Reputation: 779
from scrapy import Spider
from scrapy.http import Request
class AuthorSpider(Spider):
name = 'book'
start_urls = ['https://www.amazon.sg/s?k=Measuring+Tools+%26+Scales&i=home&crid=1011S67HHJSEW&sprefix=measuring+tools+%26+scales%2Chome%2C408&ref=nb_sb_noss']
def parse(self, response):
books = response.xpath("//h2/a/@href").extract()
for book in books:
url = response.urljoin(book)
yield Request(url, callback=self.parse_book)
def parse_book(self, response):
rows = response.xpath('//table[@id="productDetails_techSpec_section_1"]//tr')
table={}
for row in rows:
brand = row.xpath("//th[@class='a-color-secondary a-size-base prodDetSectionEntry' and contains(text(), 'Brand')]/following-sibling::td/text()").get()

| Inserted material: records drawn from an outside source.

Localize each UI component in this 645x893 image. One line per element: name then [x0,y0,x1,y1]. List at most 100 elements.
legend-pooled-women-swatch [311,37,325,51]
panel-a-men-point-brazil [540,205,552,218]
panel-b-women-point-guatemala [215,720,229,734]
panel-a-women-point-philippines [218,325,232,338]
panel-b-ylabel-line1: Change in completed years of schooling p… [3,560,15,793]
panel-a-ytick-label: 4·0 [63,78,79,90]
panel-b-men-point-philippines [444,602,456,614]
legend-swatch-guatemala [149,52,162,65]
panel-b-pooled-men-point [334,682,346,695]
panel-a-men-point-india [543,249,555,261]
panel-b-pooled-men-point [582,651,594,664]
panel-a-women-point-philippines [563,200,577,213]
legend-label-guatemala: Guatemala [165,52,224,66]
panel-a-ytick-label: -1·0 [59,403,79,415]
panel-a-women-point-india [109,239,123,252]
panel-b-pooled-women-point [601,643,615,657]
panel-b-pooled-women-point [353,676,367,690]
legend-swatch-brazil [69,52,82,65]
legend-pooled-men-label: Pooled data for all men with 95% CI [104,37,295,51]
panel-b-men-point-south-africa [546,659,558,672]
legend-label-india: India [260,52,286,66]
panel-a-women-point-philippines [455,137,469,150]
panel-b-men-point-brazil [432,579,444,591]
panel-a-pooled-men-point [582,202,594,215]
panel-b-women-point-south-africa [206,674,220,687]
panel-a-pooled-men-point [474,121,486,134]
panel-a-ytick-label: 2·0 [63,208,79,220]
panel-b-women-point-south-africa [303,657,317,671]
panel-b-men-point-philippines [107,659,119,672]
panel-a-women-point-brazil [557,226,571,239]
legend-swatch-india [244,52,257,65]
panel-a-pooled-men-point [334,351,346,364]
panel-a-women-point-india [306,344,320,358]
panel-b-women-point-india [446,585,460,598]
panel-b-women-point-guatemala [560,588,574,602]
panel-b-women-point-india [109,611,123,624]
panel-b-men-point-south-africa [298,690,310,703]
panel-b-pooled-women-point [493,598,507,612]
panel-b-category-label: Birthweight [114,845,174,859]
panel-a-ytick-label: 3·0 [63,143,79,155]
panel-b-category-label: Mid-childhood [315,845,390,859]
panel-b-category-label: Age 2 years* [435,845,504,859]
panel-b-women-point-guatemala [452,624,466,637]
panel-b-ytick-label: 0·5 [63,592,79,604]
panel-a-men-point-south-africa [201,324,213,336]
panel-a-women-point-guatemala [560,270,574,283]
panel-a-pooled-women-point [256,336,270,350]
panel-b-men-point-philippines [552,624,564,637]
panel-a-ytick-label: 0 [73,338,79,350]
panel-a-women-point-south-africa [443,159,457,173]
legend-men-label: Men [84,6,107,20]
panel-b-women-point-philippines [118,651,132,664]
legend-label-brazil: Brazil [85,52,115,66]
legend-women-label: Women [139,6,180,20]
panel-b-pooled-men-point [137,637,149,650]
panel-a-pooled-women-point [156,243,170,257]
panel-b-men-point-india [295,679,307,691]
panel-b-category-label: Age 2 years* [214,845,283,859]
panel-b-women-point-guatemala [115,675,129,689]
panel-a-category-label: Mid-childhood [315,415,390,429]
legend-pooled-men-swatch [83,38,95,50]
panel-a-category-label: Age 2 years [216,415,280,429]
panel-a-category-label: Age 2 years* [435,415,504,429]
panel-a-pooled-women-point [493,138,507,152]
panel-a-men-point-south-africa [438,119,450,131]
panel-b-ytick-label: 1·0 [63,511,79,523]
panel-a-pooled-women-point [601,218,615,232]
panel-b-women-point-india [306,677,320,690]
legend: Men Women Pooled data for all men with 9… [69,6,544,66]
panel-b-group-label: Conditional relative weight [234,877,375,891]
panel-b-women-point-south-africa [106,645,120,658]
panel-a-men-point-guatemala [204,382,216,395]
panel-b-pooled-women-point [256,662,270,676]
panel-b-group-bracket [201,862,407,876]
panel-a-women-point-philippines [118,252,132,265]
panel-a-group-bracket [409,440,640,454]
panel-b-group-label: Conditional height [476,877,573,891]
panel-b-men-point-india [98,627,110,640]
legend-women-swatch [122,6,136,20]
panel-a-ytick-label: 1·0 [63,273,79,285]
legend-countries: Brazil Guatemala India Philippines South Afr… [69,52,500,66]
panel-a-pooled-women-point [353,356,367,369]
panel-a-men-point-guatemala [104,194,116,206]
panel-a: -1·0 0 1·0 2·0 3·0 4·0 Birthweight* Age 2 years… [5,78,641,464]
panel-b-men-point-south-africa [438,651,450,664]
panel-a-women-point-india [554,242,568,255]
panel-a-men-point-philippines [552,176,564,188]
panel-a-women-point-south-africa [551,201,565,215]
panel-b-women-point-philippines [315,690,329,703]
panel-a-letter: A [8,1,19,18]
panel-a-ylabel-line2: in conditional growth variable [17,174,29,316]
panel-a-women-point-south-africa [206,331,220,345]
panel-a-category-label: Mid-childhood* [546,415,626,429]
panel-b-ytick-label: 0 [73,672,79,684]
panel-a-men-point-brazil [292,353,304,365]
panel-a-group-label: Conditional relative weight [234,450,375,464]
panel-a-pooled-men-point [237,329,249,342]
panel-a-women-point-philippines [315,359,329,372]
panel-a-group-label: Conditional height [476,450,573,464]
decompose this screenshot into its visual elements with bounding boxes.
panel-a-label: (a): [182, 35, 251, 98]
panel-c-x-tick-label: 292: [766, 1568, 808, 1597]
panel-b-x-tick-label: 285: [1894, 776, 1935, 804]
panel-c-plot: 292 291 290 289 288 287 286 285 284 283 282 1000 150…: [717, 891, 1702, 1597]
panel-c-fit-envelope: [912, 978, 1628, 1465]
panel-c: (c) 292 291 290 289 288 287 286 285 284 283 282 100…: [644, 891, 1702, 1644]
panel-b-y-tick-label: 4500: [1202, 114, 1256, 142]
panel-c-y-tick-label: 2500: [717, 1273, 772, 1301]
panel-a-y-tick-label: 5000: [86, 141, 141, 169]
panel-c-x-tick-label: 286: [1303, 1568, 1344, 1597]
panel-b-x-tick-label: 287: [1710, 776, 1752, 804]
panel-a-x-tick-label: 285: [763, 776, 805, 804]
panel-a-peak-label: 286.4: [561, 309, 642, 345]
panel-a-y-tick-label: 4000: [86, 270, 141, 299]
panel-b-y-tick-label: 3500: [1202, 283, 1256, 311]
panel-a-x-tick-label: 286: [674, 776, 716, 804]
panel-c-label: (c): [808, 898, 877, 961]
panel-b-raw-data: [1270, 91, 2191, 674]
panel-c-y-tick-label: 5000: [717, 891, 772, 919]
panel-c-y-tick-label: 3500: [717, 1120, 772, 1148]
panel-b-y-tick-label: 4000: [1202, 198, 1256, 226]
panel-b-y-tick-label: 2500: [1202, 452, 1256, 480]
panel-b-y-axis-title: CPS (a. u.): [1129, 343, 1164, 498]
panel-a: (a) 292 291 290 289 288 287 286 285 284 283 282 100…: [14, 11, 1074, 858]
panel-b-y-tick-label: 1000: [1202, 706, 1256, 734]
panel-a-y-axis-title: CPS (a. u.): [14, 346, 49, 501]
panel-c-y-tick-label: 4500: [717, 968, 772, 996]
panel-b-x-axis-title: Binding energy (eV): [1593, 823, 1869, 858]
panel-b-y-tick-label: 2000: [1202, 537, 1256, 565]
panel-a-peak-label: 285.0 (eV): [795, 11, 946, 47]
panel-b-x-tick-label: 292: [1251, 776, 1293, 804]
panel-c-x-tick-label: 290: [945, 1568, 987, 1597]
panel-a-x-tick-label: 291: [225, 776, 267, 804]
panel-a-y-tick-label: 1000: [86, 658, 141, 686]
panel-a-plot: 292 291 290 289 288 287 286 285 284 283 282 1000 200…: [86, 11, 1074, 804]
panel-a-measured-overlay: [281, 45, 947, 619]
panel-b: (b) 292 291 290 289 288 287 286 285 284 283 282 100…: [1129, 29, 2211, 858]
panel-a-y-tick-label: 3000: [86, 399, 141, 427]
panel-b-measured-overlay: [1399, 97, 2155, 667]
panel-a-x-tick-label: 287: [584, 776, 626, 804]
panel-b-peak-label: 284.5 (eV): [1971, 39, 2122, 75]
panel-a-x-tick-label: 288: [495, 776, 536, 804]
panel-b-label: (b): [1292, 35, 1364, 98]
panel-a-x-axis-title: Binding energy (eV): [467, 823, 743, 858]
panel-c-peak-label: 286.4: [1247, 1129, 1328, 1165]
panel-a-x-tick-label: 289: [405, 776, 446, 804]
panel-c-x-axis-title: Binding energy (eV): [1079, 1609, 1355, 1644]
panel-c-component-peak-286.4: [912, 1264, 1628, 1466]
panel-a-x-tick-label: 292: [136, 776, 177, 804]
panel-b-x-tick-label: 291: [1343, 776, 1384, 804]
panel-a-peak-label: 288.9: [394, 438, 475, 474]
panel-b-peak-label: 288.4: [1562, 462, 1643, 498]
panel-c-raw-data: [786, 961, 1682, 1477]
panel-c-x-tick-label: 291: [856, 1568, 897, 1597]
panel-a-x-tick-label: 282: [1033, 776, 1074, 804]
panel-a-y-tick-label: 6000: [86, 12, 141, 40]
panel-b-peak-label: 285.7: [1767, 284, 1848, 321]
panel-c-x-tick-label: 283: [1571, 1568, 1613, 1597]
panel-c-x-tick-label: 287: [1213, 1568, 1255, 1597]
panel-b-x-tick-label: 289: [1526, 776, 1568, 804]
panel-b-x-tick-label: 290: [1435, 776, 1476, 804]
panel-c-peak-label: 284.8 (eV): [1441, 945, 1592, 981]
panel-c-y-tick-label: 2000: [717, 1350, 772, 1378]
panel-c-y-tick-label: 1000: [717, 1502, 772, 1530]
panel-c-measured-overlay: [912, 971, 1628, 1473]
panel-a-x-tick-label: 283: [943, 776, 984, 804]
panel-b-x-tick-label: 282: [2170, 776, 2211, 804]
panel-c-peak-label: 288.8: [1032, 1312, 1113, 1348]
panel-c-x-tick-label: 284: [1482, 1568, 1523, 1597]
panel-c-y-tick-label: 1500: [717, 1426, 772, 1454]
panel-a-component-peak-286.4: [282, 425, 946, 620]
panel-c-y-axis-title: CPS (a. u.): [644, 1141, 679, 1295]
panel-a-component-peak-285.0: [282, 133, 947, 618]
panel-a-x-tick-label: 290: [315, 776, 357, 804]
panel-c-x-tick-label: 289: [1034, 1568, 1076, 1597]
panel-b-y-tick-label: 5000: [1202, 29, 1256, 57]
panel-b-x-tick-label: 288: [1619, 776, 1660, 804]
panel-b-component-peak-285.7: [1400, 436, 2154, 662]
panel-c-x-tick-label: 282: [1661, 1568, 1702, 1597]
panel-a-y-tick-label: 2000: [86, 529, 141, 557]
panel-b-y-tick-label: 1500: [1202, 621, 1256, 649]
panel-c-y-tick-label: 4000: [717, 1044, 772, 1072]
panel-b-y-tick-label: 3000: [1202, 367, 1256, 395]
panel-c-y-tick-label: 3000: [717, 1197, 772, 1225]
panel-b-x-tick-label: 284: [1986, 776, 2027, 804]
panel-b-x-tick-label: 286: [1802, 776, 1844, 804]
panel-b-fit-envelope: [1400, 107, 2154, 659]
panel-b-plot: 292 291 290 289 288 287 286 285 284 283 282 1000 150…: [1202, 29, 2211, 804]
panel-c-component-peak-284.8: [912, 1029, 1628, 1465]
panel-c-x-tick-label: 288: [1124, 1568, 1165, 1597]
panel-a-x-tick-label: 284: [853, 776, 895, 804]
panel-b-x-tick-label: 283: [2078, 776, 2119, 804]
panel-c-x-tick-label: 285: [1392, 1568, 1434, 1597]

asin = row.xpath("//th[@class='a-color-secondary a-size-base prodDetSectionEntry' and contains(text(), 'ASIN')]/following-sibling::td/text()").get().replace('\u200e',"")
table.update({'Brand':brand,'Asin':asin})
yield table
I want to scrape only brand
and ASIN
from the table I scape the text from the product information
these is the link https://www.amazon.sg/Etekcity-Accurate-Measuring-Packages-Stainless/dp/B08BPB9T1N/ref=sr_1_1?crid=1011S67HHJSEW&keywords=Measuring%2BTools%2B%26%2BScales&qid=1643125635&s=home&sprefix=measuring%2Btools%2B%26%2Bscales%2Chome%2C408&sr=1-1&th=1
Upvotes: 0
Views: 99
Reputation: 1128
If you just need brand and ASIN you don't need to iterate through the whole table. You can use xpath to directly select those attributes. One way to do it is using following.
brand = response.xpath("//th[@class='a-color-secondary a-size-base prodDetSectionEntry' and contains(text(), 'Brand')]/following-sibling::td/text()").get()
asin = response.xpath("//th[@class='a-color-secondary a-size-base prodDetSectionEntry' and contains(text(), 'ASIN')]/following-sibling::td/text()").get()
You might need to clean up the resulting text a bit using str().strip(). All this xpath is saying is "find the th tag with the right class and with a text of 'Brand' or 'ASIN' then look ahead to the next TD tag and grab that text."
Upvotes: 1